116. Tempat tidur baru

1.6K 43 0
                                    


Bahkan ketika suara peralatan makan yang menyentuh piring berhenti, ruang taman menjadi sunyi senyap. Suara air yang mengalir melalui air mancur dalam ruangan adalah satu-satunya bukti waktu yang tidak terputus.

Erna yang diam-diam menatap serbet di tangannya, akhirnya mengangkat kepalanya setelah sekian lama. Björn sedang duduk dengan dagu bertumpu di atas meja, memperhatikan Erna. Terjadi kebuntuan aneh yang berlangsung selama beberapa menit.

Sejauh mana ceritanya?

Erna tampak gugup dan meraih garpunya lagi. Saat mengunyah potongan-potongan kecil ikan secara mekanis, kenangan akan percakapan yang untungnya terputus muncul di benak aku.

kata. Ya, seekor kuda tunggangan.

Björn bertanya tentang harinya, dan Erna bercerita tentang jalan paginya. Itu saja, tapi Björn menawarkan untuk membelikanku kuda. Bukankah lebih baik belajar menunggang kuda daripada berjalan jauh?

Erna menelan makanan yang sudah dikunyahnya dan meminum air sebelum menghadap Björn lagi. Bayangan daun pohon palem yang tercipta dari sinar matahari dengan sudut berbeda menimpa Erna yang duduk dengan postur rapi.

"Terima kasih atas bantuannya, tapi aku baik-baik saja."

Erna dengan ramah memberikan jawaban familiar yang diulang-ulang berulang kali.

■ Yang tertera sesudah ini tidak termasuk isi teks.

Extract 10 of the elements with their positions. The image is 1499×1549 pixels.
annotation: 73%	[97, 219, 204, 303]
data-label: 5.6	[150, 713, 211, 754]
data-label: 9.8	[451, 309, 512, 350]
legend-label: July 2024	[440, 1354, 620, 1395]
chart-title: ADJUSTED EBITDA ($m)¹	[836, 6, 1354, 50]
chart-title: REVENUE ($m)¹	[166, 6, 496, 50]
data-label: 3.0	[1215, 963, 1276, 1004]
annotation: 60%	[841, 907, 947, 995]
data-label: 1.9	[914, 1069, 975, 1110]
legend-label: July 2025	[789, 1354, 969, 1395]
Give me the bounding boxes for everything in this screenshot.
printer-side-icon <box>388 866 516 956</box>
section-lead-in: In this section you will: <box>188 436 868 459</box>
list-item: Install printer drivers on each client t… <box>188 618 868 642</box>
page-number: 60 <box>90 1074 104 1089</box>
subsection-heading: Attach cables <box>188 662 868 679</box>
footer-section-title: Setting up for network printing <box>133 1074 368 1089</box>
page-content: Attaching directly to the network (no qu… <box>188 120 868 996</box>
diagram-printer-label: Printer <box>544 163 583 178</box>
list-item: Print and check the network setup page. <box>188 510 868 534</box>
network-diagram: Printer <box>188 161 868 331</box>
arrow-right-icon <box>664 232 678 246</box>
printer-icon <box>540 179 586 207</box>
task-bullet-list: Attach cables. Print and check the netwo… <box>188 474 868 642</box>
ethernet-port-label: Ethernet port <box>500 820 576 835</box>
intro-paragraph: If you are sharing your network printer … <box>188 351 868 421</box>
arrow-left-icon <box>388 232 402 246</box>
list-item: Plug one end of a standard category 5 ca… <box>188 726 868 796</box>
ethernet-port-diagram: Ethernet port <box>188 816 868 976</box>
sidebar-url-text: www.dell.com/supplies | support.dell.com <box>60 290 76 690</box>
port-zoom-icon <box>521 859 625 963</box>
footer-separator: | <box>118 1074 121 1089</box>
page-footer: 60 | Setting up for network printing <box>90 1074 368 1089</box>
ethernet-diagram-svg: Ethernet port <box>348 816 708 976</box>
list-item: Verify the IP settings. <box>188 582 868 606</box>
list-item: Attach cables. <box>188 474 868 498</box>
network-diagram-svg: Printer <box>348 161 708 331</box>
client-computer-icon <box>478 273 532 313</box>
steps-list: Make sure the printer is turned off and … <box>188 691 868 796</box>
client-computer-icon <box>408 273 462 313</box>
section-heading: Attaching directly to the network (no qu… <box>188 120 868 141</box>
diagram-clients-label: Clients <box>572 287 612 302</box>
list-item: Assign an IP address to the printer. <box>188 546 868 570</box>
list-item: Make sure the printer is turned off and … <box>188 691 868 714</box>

"Terima kasih atas perhatian kamu."

Sudut bibirku yang aku tarik untuk tersenyum bergetar. kamu bisa tahu hanya dengan melihat ekspresi keras Björn bahwa dia tidak bisa tersenyum secantik bunga.

Maaf.

Bukannya menambahkan itu karena kebiasaan, Erna malah menggigit bibirnya. Björn membenci komentar itu sama seperti tawa canggungnya.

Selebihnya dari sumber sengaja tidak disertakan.